这小子,叫他来听正确的自弹自唱示范,他竟然玩起和音来了。
「I just can’t live a lie anymore , I would rather hurt myself than to ever make you cry , There’s nothing left to say but goodbye……」
咬著萤光桃红色橡筋圈的Mia,也被他们的歌声所吸引,状甚陶醉地轻轻晃头摇脑。
连深插在头发之中的指尖都彷佛酥麻了,滑过电流……她好像都没怎样听过老大唱歌?
尤其是这种听得令人浑身发软的苦情歌,鸡皮疙瘩全都起立了。
「There’s nothing left to try, Though it’s gonna hurt us both, There’s no other way than to say goodbye……」阿香浅吸一口气,弹起有点改编过的部份接续下去。
唱著唱著,阿香自然地抬起头来,越过了钢琴顶……
与不知何时出现在那里的男人四目交接。
阿香收不了势,一开始还遥远地与Gabriel对望,继续唱著、唱著。
然後当他意识到自己在唱什麽歌词後,便住了口,把『最』的音拉得长长的,渐渐收尾没入,把主音的部份转移给了Gin,自己则继续伴奏著、敲著琴键。
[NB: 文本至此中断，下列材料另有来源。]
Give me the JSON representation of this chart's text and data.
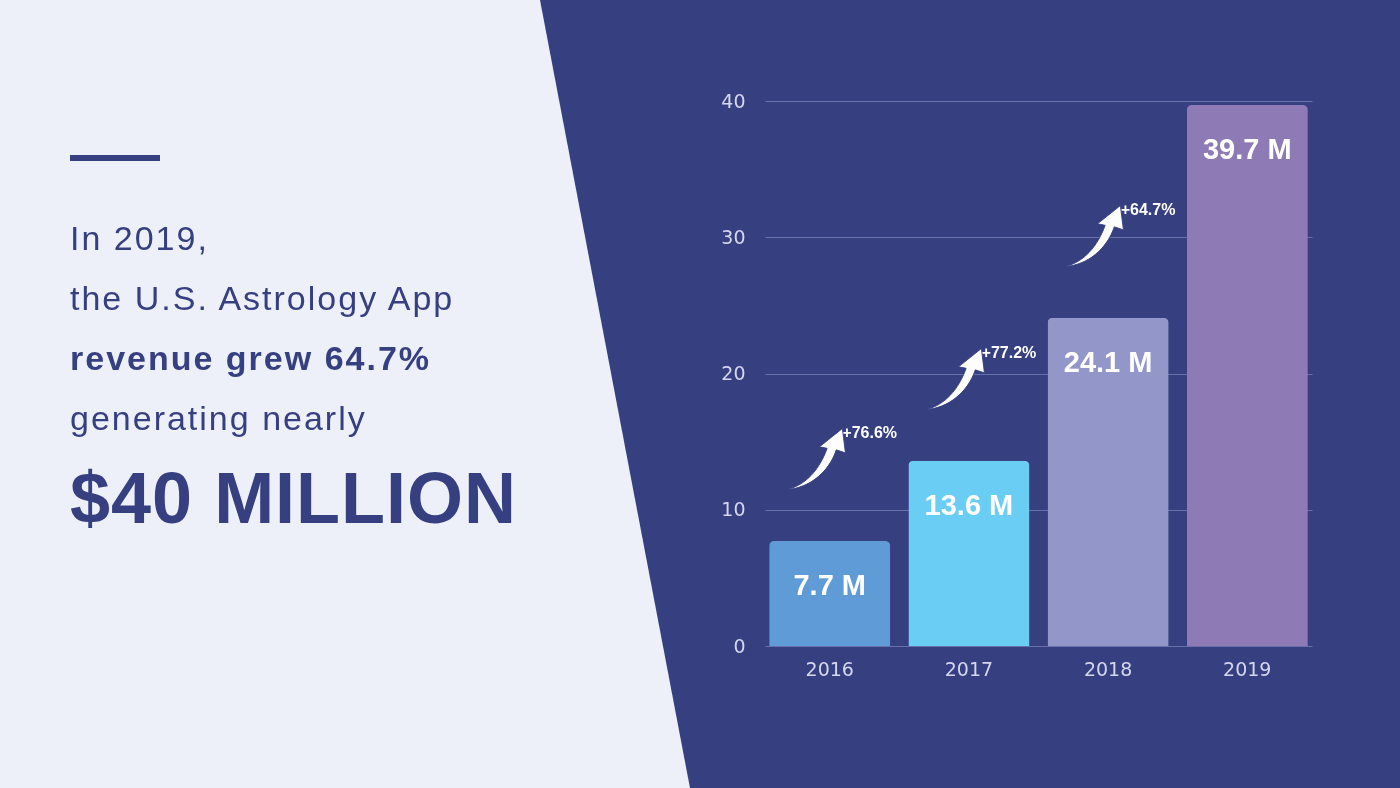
{
  "chart_data": {
    "type": "bar",
    "categories": [
      "2016",
      "2017",
      "2018",
      "2019"
    ],
    "values": [
      7.7,
      13.6,
      24.1,
      39.7
    ],
    "colors": [
      "#5f9bd6",
      "#69cdf4",
      "#9396c9",
      "#8e7ab5"
    ],
    "value_labels": [
      "7.7 M",
      "13.6 M",
      "24.1 M",
      "39.7 M"
    ],
    "ylim": [
      0,
      40
    ],
    "yticks": [
      0,
      10,
      20,
      30,
      40
    ],
    "grid": "y",
    "annotations": [
      "In 2019,",
      "the U.S. Astrology App",
      "revenue grew 64.7%",
      "generating nearly",
      "$40 MILLION",
      "+76.6%",
      "+77.2%",
      "+64.7%"
    ]
  }
}
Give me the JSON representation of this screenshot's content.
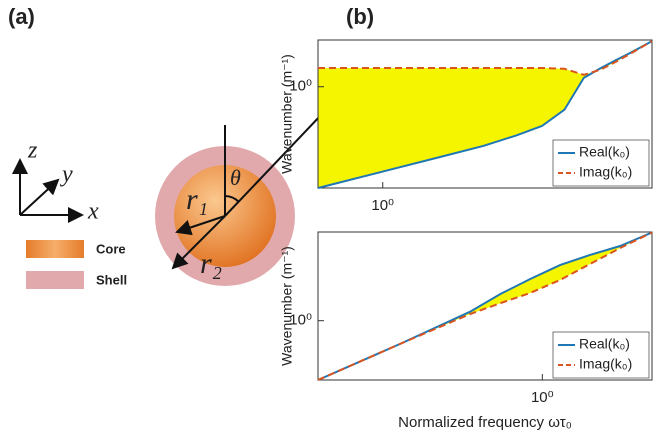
{
  "panel_a": {
    "label": "(a)",
    "axis_z": "z",
    "axis_y": "y",
    "axis_x": "x",
    "core": "Core",
    "shell": "Shell",
    "theta": "θ",
    "r1": "r₁",
    "r2": "r₂"
  },
  "panel_b_label": "(b)",
  "chart_data": [
    {
      "type": "line",
      "ylabel": "Wavenumber (m⁻¹)",
      "log_x": true,
      "log_y": true,
      "xlim": [
        0.64,
        6.4
      ],
      "ylim": [
        0.15,
        2.4
      ],
      "xticks": [
        {
          "value": 1,
          "label": "10⁰"
        }
      ],
      "yticks": [
        {
          "value": 1,
          "label": "10⁰"
        }
      ],
      "x": [
        0.64,
        1,
        1.5,
        2,
        2.5,
        3,
        3.5,
        4,
        4.5,
        5,
        5.5,
        6.4
      ],
      "series": [
        {
          "name": "Real(k₀)",
          "color": "#1f77b4",
          "dashed": false,
          "values": [
            0.15,
            0.204,
            0.27,
            0.33,
            0.4,
            0.48,
            0.65,
            1.18,
            1.42,
            1.65,
            1.88,
            2.35
          ]
        },
        {
          "name": "Imag(k₀)",
          "color": "#d9541e",
          "dashed": true,
          "values": [
            1.42,
            1.42,
            1.42,
            1.42,
            1.42,
            1.42,
            1.4,
            1.25,
            1.38,
            1.6,
            1.85,
            2.35
          ]
        }
      ],
      "fill_between": "#f5f500",
      "legend": "lower right"
    },
    {
      "type": "line",
      "ylabel": "Wavenumber (m⁻¹)",
      "xlabel": "Normalized frequency ωτ₀",
      "log_x": true,
      "log_y": true,
      "xlim": [
        0.213,
        2.13
      ],
      "ylim": [
        0.33,
        5.25
      ],
      "xticks": [
        {
          "value": 1,
          "label": "10⁰"
        }
      ],
      "yticks": [
        {
          "value": 1,
          "label": "10⁰"
        }
      ],
      "x": [
        0.213,
        0.376,
        0.607,
        0.75,
        0.92,
        1.13,
        1.39,
        1.71,
        2.13
      ],
      "series": [
        {
          "name": "Real(k₀)",
          "color": "#1f77b4",
          "dashed": false,
          "values": [
            0.33,
            0.65,
            1.18,
            1.65,
            2.18,
            2.83,
            3.42,
            4.04,
            5.2
          ]
        },
        {
          "name": "Imag(k₀)",
          "color": "#d9541e",
          "dashed": true,
          "values": [
            0.33,
            0.65,
            1.13,
            1.39,
            1.68,
            2.14,
            2.89,
            3.89,
            5.2
          ]
        }
      ],
      "fill_between": "#f5f500",
      "legend": "lower right"
    }
  ]
}
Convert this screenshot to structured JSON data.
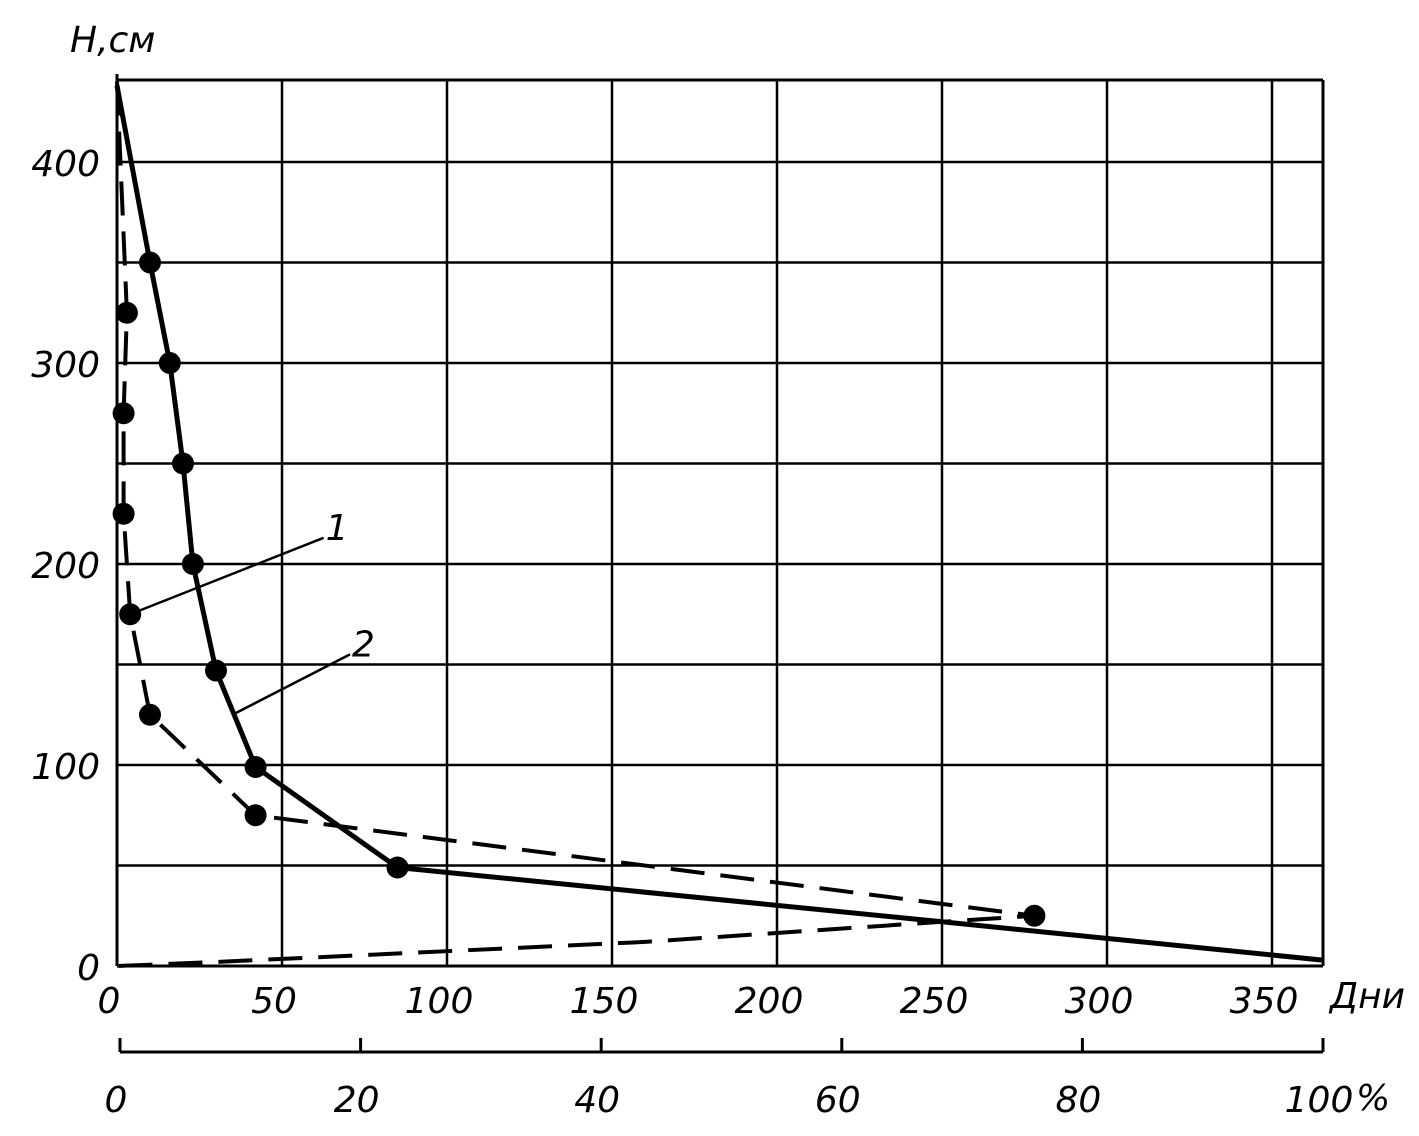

如果他继续唱下去,听起来岂不是隔空跟那男人告白了?真恶心,他根本没那个意思。
那混蛋究竟来多久咧?他是忍者後代吗总是神出鬼没的。
「~~海……」
Gin把最後一个音拖得长长的,还意随心起地转了数个音阶。
不止Gabriel,被他们的伴奏合音吸引过来的其他团员,也在结束时热烈地拍起手来。
「哇,老大!你唱歌超好听的,为什麽你平常去KTV都不唱?再唱多一首嘛!」
「废话,我要唱的话,你们的Gin早被打击到去跳楼了。」
阿香才站起不够两秒,Mia跟Gin的两尊屁股同时塞下去,你挤我、我推你的,屁股斗撞屁股,谁也不让谁、互相叫对方滚开。阿香转头喝止那两个幼园小童,「喂喂喂!Gin,你刚刚练了好一阵子了,把钢琴让给Mia,你去背歌词。」
他不用看,光听Mia大大的哼一声,就能想像到那小妮子做鬼脸吐舌头的嚣张表情。
戴著工作人员证件(他暗渡陈仓的)的Gabriel几个大踏步,跃上舞台,把特意买给青年们的甜汤放下来,「可以走了吗?」
「差不多了。」阿香环视了四面台一周,「我去交代Liz他们几句。」
Gabriel点了点头,不说二话。
远远看到Gabriel来到的阿Ki他们都向这边挥了挥手,称呼了声『Gabriel哥』、『Gabriel哥来接老大咧?』、『有没有带宵夜来?』。阿香有时候会觉得真神奇,他是说,他跟Gabriel二分二合跟中间大大小小的冲突,GGBM不是完全清楚但也有个概念,也许各有想法,但他们看见Gabriel的时候仍然很热情、很给他面子……真不愧是他教出来的孩子,这叫爱屋及乌吗?